Some may simply point to inefficient investments in China as bringing down the economy. Yet China is up against our own effective demand limit, because they rely heavily on our consumption. They saw the writing on the wall. They saw persistently limited demand in the US. They knew they had to start raising wages there. and they have been doing that. But it won’t be enough to keep their over-production from slowing down. Their household consumption as a percentage of GDP is still decreasing.

The low Fed interest rate has been an illusion tempting people to take advantage of all the spare capacity out there. Yet, the spare capacity itself is constrained considering weak effective demand. So people are led like cattle beyond what should be sustainable. The Fed’s forward guidance is producing false delusions of what the economy is capable of in a sustainable way.

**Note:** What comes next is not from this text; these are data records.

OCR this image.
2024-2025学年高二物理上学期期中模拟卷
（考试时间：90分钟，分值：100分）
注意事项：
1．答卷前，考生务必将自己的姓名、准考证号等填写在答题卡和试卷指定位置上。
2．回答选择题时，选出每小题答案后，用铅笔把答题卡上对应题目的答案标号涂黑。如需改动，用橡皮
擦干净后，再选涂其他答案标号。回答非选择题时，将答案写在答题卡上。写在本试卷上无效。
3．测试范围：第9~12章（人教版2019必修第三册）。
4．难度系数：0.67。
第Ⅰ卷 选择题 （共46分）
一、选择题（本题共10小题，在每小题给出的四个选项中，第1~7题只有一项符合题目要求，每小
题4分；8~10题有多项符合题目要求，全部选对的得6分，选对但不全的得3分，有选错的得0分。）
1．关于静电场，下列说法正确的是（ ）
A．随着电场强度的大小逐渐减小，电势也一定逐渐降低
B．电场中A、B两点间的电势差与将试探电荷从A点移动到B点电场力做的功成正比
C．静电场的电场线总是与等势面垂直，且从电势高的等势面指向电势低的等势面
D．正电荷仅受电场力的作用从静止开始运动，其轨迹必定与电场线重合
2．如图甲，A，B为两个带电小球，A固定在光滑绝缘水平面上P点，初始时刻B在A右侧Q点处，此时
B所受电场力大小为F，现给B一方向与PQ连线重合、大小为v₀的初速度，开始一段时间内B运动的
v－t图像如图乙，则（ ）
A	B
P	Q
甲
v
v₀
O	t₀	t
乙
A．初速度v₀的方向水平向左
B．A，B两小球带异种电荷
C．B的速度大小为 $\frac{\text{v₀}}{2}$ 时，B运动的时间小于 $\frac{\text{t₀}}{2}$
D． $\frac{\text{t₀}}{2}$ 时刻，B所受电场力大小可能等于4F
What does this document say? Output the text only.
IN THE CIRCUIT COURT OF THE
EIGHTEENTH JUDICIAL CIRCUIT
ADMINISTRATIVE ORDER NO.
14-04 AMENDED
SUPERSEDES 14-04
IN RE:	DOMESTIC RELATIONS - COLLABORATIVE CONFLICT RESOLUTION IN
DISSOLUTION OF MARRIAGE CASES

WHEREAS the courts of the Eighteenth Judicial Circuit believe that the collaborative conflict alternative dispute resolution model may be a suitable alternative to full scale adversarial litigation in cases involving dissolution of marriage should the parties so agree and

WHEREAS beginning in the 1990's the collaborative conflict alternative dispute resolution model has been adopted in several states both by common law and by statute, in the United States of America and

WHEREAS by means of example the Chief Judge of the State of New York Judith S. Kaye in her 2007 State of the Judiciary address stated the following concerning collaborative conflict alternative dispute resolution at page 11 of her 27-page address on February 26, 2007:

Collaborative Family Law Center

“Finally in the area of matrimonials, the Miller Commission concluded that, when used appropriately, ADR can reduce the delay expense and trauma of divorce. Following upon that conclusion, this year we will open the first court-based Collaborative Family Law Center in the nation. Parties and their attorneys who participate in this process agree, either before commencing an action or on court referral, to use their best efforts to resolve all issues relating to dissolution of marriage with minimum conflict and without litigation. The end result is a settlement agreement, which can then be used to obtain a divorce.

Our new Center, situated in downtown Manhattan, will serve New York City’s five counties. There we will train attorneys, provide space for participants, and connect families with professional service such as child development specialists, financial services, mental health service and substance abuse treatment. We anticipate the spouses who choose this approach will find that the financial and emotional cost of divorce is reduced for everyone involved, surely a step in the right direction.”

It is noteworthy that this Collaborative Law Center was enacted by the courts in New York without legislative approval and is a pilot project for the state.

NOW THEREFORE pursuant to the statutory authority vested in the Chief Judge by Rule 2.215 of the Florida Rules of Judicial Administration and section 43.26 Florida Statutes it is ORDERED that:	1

Economists seem to live in a world believing that their ideas are complete. Although some have recently mentioned that a revolution in economic thought must happen. It is true. This time IS different. An unnoticed factor in the past is making an appearance… Effective Demand. A poorly understood concept from Keynes. Effective demand is well below full employment for the first time in a long time. The result is that we blindly keep walking past a sustainable state that has higher marginal social benefits than where we are headed.